Federal Court Rules WWI Memorial “Unconstitutional”

Oct 23, 2017 by  


Federal Court Rules WWI Memorial “Unconstitutional”

A federal appeals court has ruled that a 92-year-old cross-shaped memorial to soldiers who perished in World War I represents an unconstitutional promotion of religious sentiment and must be removed.

The 40-foot-tall memorial in Bladensburg, Maryland, known locally as the “Peace Cross,” was erected in 1925 by the American Legion to memorialize the 49 soldiers from Prince George’s County who died in the “Great War.” In 1961, the American Legion turned over the monument and the land on which it is located to the state of Maryland. The site is now maintained by the Maryland-National Capital Park and Planning Commission.

In 2014, the atheist group American Humanist Association (AHA) filed suit to have the monument removed, charging that the memorial represents a violation of the U.S. Constitution’s First Amendment, which supposedly requires total separation of religion and government.

In November 2015, the U.S. District Court for the District of Maryland ruled in favor of the memorial, finding that despite its cross shape, its purpose was not primarily religious, and therefore was not in violation of the First Amendment’s “separation” clause.

But on October 18, a three-judge panel of the U.S. Court of Appeals for the 4th Circuit in Richmond, Virginia, ruled 2-1 that the memorial unacceptably endorses the Christian faith through the prominent display of a Latin-style cross.

“The Latin cross is the core symbol of Christianity,” wrote Judge Stephanie Thacker in the 33-page majority opinion. “And here, it is 40 feet tall; prominently displayed in the center of one of the busiest intersections in Prince George’s County, Maryland, and maintained with thousands of dollars in government funds.”

Thacker wrote that it was impossible to ignore the affiliation with Christianity by the American Legion. “The display aggrandizes the Latin cross in a manner that says to any reasonable observer that the Commission either places Christianity above other faiths, views being American and Christian as one in the same, or both,” she wrote.

In her majority opinion, Thacker also rejected the argument that removal of Maryland’s “Peace Cross” memorial would establish precedent for the removal of other religious-themed memorials on government-maintained sites, such as the crosses that line Arlington National Cemetery. “The crosses there are much smaller than the 40-foot tall monolith at issue here,” wrote Thacker. “And, significantly, Arlington National Cemetery displays diverse religious symbols, both as monuments and on individual headstones.”

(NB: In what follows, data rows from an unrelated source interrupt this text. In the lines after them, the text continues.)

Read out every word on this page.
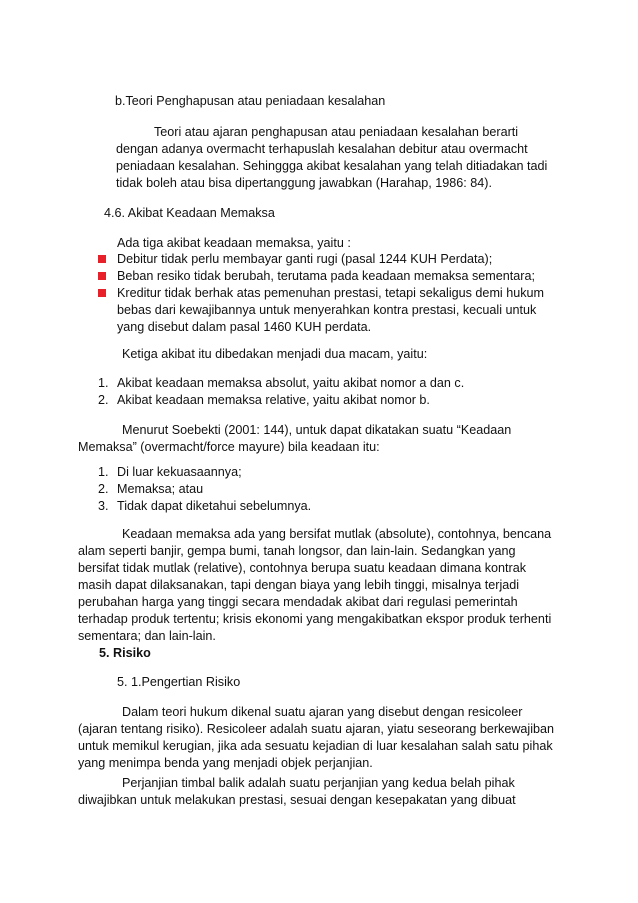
b.Teori Penghapusan atau peniadaan kesalahan

Teori atau ajaran penghapusan atau peniadaan kesalahan berarti dengan adanya overmacht terhapuslah kesalahan debitur atau overmacht peniadaan kesalahan. Sehinggga akibat kesalahan yang telah ditiadakan tadi tidak boleh atau bisa dipertanggung jawabkan (Harahap, 1986: 84).

4.6. Akibat Keadaan Memaksa

Ada tiga akibat keadaan memaksa, yaitu :

Debitur tidak perlu membayar ganti rugi (pasal 1244 KUH Perdata);

Beban resiko tidak berubah, terutama pada keadaan memaksa sementara;

Kreditur tidak berhak atas pemenuhan prestasi, tetapi sekaligus demi hukum bebas dari kewajibannya untuk menyerahkan kontra prestasi, kecuali untuk yang disebut dalam pasal 1460 KUH perdata.

Ketiga akibat itu dibedakan menjadi dua macam, yaitu:

1. Akibat keadaan memaksa absolut, yaitu akibat nomor a dan c.

2. Akibat keadaan memaksa relative, yaitu akibat nomor b.

Menurut Soebekti (2001: 144), untuk dapat dikatakan suatu “Keadaan Memaksa” (overmacht/force mayure) bila keadaan itu:

1. Di luar kekuasaannya;

2. Memaksa; atau

3. Tidak dapat diketahui sebelumnya.

Keadaan memaksa ada yang bersifat mutlak (absolute), contohnya, bencana alam seperti banjir, gempa bumi, tanah longsor, dan lain-lain. Sedangkan yang bersifat tidak mutlak (relative), contohnya berupa suatu keadaan dimana kontrak masih dapat dilaksanakan, tapi dengan biaya yang lebih tinggi, misalnya terjadi perubahan harga yang tinggi secara mendadak akibat dari regulasi pemerintah terhadap produk tertentu; krisis ekonomi yang mengakibatkan ekspor produk terhenti sementara; dan lain-lain.

5. Risiko

5. 1.Pengertian Risiko

Dalam teori hukum dikenal suatu ajaran yang disebut dengan resicoleer (ajaran tentang risiko). Resicoleer adalah suatu ajaran, yiatu seseorang berkewajiban untuk memikul kerugian, jika ada sesuatu kejadian di luar kesalahan salah satu pihak yang menimpa benda yang menjadi objek perjanjian.

Perjanjian timbal balik adalah suatu perjanjian yang kedua belah pihak diwajibkan untuk melakukan prestasi, sesuai dengan kesepakatan yang dibuat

Thacker emphasized, however, that “we are not deciding or passing judgment on the constitutionality of Arlington National Cemetery’s display of Latin crosses. Rather, we are merely distinguishing the facts at hand from those displayed at other places of commemoration.”

In his dissenting opinion, Chief Judge Roger Gregory wrote that the First Amendment “does not require the government ‘to purge from the public sphere’ any reference to religion.” He added that the memorial “stands in witness to the VALOR, ENDURANCE, COURAGE, and DEVOTION of the forty-nine residents of Prince George’s County, Maryland ‘who lost their lives in the Great War for the liberty of the world. I cannot agree that a monument so conceived and dedicated and that bears such witness violates the letter or spirit of the very Constitution these heroes died to defend.”

The AHA gloated over the ruling, with the group’s executive director, Roy Speckhardt, declaring that “government war memorials should respect all veterans, not just those from one religious group. Religious neutrality is important in a pluralistic society like ours.” He added that instead of a specifically Christian memorial, his atheist clan preferred “a universal monument that reflects the patriotic contributions of all our fallen heroes and heroines.”

Kelly Shackelford of First Liberty Institute, the legal advocacy group representing the American Legion in the case, said that his group was working with the American Legion to decide on how to proceed with the case. “The American Legion’s commitment to preserving the Bladensburg Memorial has been unwavering,” he said. “Their determination is appropriately illustrated by President Woodrow Wilson’s words engraved at the memorial’s base: ‘The right is more precious than the peace; we shall fight for the things we have always carried nearest to our hearts; to such a task we dedicate ourselves.’”

Shackelford added that “we are exploring all of our options on behalf of the American Legion, including an appeal directly to the U.S. Supreme Court.”